Overcrowding and Safety Concerns

The committee also learned that a vast majority of emergency medicine clinical leaders describe overcrowding as a daily occurrence. More than half of the 80 consultants surveyed from emergency departments across England stated that their unit was unsafe for both patients and staff. Dr Ian Higginson, president of the RCEM, presented evidence to MPs, remarking: 'Emergency departments have become the safety valve rather than the safety net.'

Dr Higginson elaborated: 'Our staff feel that they're left to fend for themselves, with poor engagement throughout the system, and they feel disillusioned because it has been going on for so long with little mitigation.'

Loss of Hope Among Nursing Staff

Echoing these grave concerns, Professor Nicola Ranger, chief executive of the Royal College of Nursing, informed the committee that her organisation had collected over 5,000 'harrowing' testimonies from nurses during the Christmas and New Year period. 'The thing that worries me most is that they are losing hope,' she said.

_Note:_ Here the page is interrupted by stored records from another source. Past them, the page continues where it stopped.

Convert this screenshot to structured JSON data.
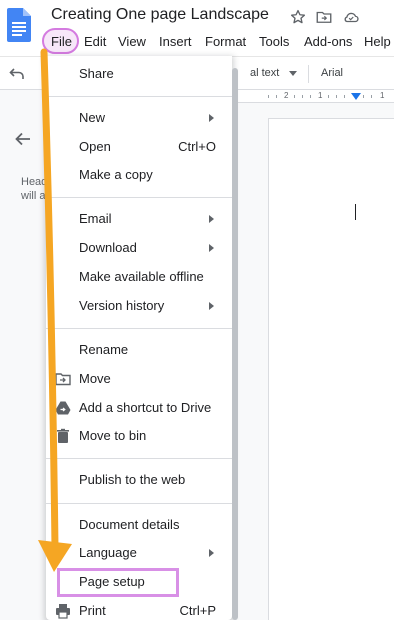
{
  "header": {
    "title": "Creating One page Landscape",
    "icons": [
      "star-icon",
      "move-to-folder-icon",
      "cloud-saved-icon"
    ]
  },
  "menubar": {
    "items": [
      "File",
      "Edit",
      "View",
      "Insert",
      "Format",
      "Tools",
      "Add-ons",
      "Help"
    ]
  },
  "toolbar": {
    "style_text": "al text",
    "font_text": "Arial"
  },
  "ruler": {
    "numbers": [
      "2",
      "1",
      "1"
    ]
  },
  "outline_panel": {
    "hint_line1": "Head",
    "hint_line2": "will a"
  },
  "file_menu": {
    "items": [
      {
        "label": "Share"
      },
      {
        "label": "New",
        "submenu": true
      },
      {
        "label": "Open",
        "shortcut": "Ctrl+O"
      },
      {
        "label": "Make a copy"
      },
      {
        "label": "Email",
        "submenu": true
      },
      {
        "label": "Download",
        "submenu": true
      },
      {
        "label": "Make available offline"
      },
      {
        "label": "Version history",
        "submenu": true
      },
      {
        "label": "Rename"
      },
      {
        "label": "Move",
        "icon": "move-folder-icon"
      },
      {
        "label": "Add a shortcut to Drive",
        "icon": "drive-shortcut-icon"
      },
      {
        "label": "Move to bin",
        "icon": "trash-icon"
      },
      {
        "label": "Publish to the web"
      },
      {
        "label": "Document details"
      },
      {
        "label": "Language",
        "submenu": true
      },
      {
        "label": "Page setup"
      },
      {
        "label": "Print",
        "shortcut": "Ctrl+P",
        "icon": "print-icon"
      }
    ]
  },
  "colors": {
    "highlight": "#d47be0",
    "arrow": "#f5a623",
    "accent": "#1a73e8",
    "docs_blue": "#4285f4"
  }
}
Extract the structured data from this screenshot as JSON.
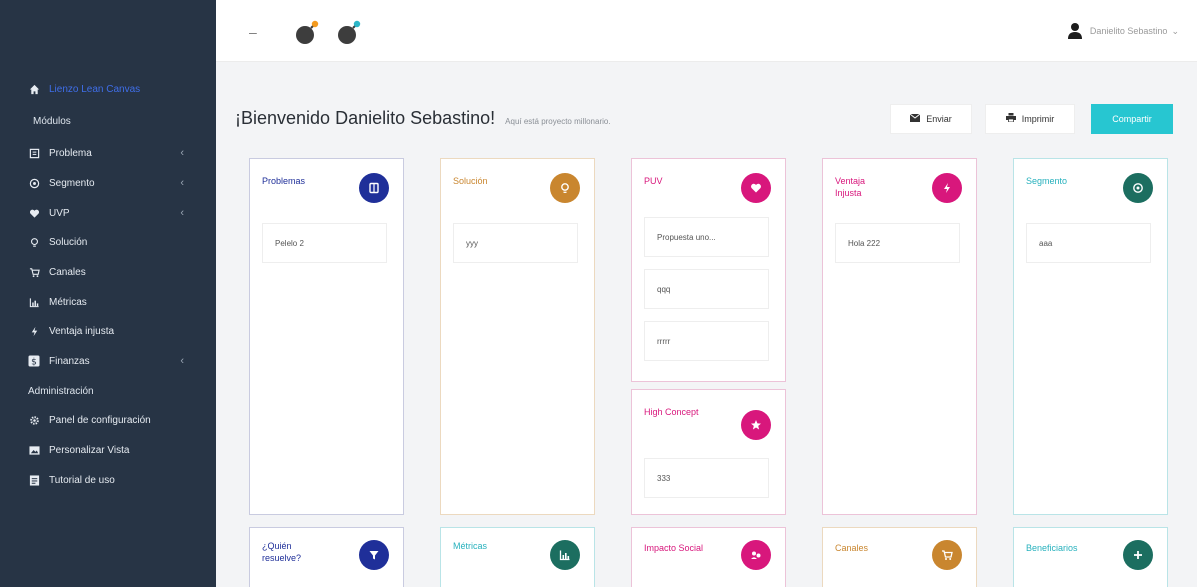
{
  "sidebar": {
    "brand_label": "Lienzo Lean Canvas",
    "section_modules": "Módulos",
    "section_admin": "Administración",
    "items": [
      {
        "label": "Problema",
        "icon": "book-icon",
        "chevron": "‹"
      },
      {
        "label": "Segmento",
        "icon": "target-icon",
        "chevron": "‹"
      },
      {
        "label": "UVP",
        "icon": "heart-icon",
        "chevron": "‹"
      },
      {
        "label": "Solución",
        "icon": "lightbulb-icon",
        "chevron": ""
      },
      {
        "label": "Canales",
        "icon": "cart-icon",
        "chevron": ""
      },
      {
        "label": "Métricas",
        "icon": "chart-icon",
        "chevron": ""
      },
      {
        "label": "Ventaja injusta",
        "icon": "bolt-icon",
        "chevron": ""
      },
      {
        "label": "Finanzas",
        "icon": "dollar-icon",
        "chevron": "‹"
      }
    ],
    "admin_items": [
      {
        "label": "Panel de configuración",
        "icon": "gear-icon"
      },
      {
        "label": "Personalizar Vista",
        "icon": "image-icon"
      },
      {
        "label": "Tutorial de uso",
        "icon": "document-icon"
      }
    ]
  },
  "topbar": {
    "collapse_symbol": "–",
    "user_name": "Danielito Sebastino",
    "user_caret": "⌄"
  },
  "welcome": {
    "title": "¡Bienvenido Danielito Sebastino!",
    "subtitle": "Aquí está proyecto millonario."
  },
  "actions": {
    "send_label": "Enviar",
    "print_label": "Imprimir",
    "share_label": "Compartir"
  },
  "colors": {
    "problem": "#1f2f99",
    "solution": "#c9862f",
    "uvp": "#d8177c",
    "segment": "#1c6e60",
    "share": "#27c6d1"
  },
  "cards": {
    "problemas": {
      "title": "Problemas",
      "notes": [
        "Pelelo 2"
      ]
    },
    "solucion": {
      "title": "Solución",
      "notes": [
        "yyy"
      ]
    },
    "pvu": {
      "title": "PUV",
      "notes": [
        "Propuesta uno...",
        "qqq",
        "rrrrr"
      ]
    },
    "ventaja": {
      "title": "Ventaja\nInjusta",
      "notes": [
        "Hola 222"
      ]
    },
    "segmento": {
      "title": "Segmento",
      "notes": [
        "aaa"
      ]
    },
    "high_concept": {
      "title": "High Concept",
      "notes": [
        "333"
      ]
    },
    "quien": {
      "title": "¿Quién\nresuelve?"
    },
    "metricas": {
      "title": "Métricas"
    },
    "impacto": {
      "title": "Impacto Social"
    },
    "canales": {
      "title": "Canales"
    },
    "beneficiarios": {
      "title": "Beneficiarios"
    }
  }
}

Professor Ranger continued: 'I think there is a sense of embarrassment. Our staff are genuinely trying but I was speaking to a patient last week who said they felt staff couldn't even look them in the eye. Those are symptoms of staff who are head-down because they feel upset and ashamed.'

She emphasised that when patients struggle to get a nurse to make eye contact, it signifies a critical breakdown in a profession built on safety, vigilance, and care. 'This is an emergency, we cannot get to the place where people don't feel proud of what they're doing,' she added.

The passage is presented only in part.